July 10, 2007
Dear Ms. Morris: I am a CFP, CLU, ChFC designated financial planner and have been working with clients for 26 years. I am writing to comment on your/SEC concerns on the merits of Rule 12b-1 fees.
I would encourage you to not eliminate or change the current 12b-1 trailing compensation received from mutual funds. My biggest concern for many years, as I watch planners and brokers increase the minimums required to work with them, is who is going to take care of the little guy, and who is going to inform the next generations to come on how and why to invest long term for retirement, college, rainy days, etc. These 12b-1 fees are a small token to provide some compensation to service these smaller investors. I started my practice in 1981 by calling on graduating engineers and many are still clients today. It is that 12b-1 fee that allowed me to continue to work with them over the years as their net worth grew. As you know, information is free and bountiful, but many investors are looking for someone to show them how to apply that information. An accumulation of 12b-1 service fees gives me the ability to spend time with people wanting to learn or just starting out, and I feel I can give them some pretty good advice versus other avenues they may be forced to use. And when you think about the 12b-1 fee of .25% as being $25 on $10,000; or even $125 on $50,000 that is pretty inexpensive service.

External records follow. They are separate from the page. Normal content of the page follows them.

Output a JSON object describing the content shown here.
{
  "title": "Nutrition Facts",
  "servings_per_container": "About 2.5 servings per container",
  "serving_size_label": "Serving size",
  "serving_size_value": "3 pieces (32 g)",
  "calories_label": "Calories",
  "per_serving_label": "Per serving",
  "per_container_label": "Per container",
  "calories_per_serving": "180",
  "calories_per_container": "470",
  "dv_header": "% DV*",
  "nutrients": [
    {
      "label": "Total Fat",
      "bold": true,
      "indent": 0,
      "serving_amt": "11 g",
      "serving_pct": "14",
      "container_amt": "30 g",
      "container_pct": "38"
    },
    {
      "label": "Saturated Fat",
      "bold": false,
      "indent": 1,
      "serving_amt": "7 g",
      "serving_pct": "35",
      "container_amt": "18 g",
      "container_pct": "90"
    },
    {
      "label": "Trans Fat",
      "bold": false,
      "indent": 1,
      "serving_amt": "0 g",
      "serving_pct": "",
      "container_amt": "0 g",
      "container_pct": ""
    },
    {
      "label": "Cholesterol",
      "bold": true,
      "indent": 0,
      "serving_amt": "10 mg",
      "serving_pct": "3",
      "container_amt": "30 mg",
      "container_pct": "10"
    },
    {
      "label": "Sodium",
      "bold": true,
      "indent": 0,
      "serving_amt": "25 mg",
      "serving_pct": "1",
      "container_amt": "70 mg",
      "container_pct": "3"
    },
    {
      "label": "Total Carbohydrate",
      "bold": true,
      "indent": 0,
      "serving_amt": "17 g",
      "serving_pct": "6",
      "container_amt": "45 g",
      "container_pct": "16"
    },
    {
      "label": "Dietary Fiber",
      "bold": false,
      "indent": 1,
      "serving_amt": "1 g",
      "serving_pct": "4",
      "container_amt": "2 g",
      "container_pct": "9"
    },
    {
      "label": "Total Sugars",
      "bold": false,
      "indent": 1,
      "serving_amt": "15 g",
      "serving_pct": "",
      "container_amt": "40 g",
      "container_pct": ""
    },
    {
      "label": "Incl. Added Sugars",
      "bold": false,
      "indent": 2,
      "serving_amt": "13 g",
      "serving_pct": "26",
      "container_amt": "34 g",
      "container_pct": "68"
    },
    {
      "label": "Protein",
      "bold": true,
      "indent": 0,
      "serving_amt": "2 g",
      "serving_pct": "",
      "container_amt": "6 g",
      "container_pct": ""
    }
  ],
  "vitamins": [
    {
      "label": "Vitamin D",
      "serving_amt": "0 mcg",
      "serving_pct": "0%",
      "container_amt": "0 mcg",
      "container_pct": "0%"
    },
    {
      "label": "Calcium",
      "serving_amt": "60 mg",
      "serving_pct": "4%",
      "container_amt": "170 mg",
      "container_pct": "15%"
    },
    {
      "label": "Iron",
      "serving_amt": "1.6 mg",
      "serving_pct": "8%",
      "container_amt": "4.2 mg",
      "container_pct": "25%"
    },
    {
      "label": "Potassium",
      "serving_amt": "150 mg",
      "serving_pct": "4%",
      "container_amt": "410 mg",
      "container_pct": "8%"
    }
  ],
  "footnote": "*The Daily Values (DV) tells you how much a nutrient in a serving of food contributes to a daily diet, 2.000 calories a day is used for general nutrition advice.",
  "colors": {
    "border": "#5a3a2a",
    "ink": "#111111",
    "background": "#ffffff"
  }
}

If disclosure is the issue, then I am all for it. Clients should know what it costs to buy a mutual fund and what the ongoing costs are from the 12b-1 and other fund expenses. Not everyone has the time or desire to do this on their own, but everyone knows they need to do something to save for the future. Therefore, I ask that you and the SEC not eliminate the 12b-1 trailing compensation paid by some mutual funds, as this could do considerable harm to investors.
Thank you for your time and consideration.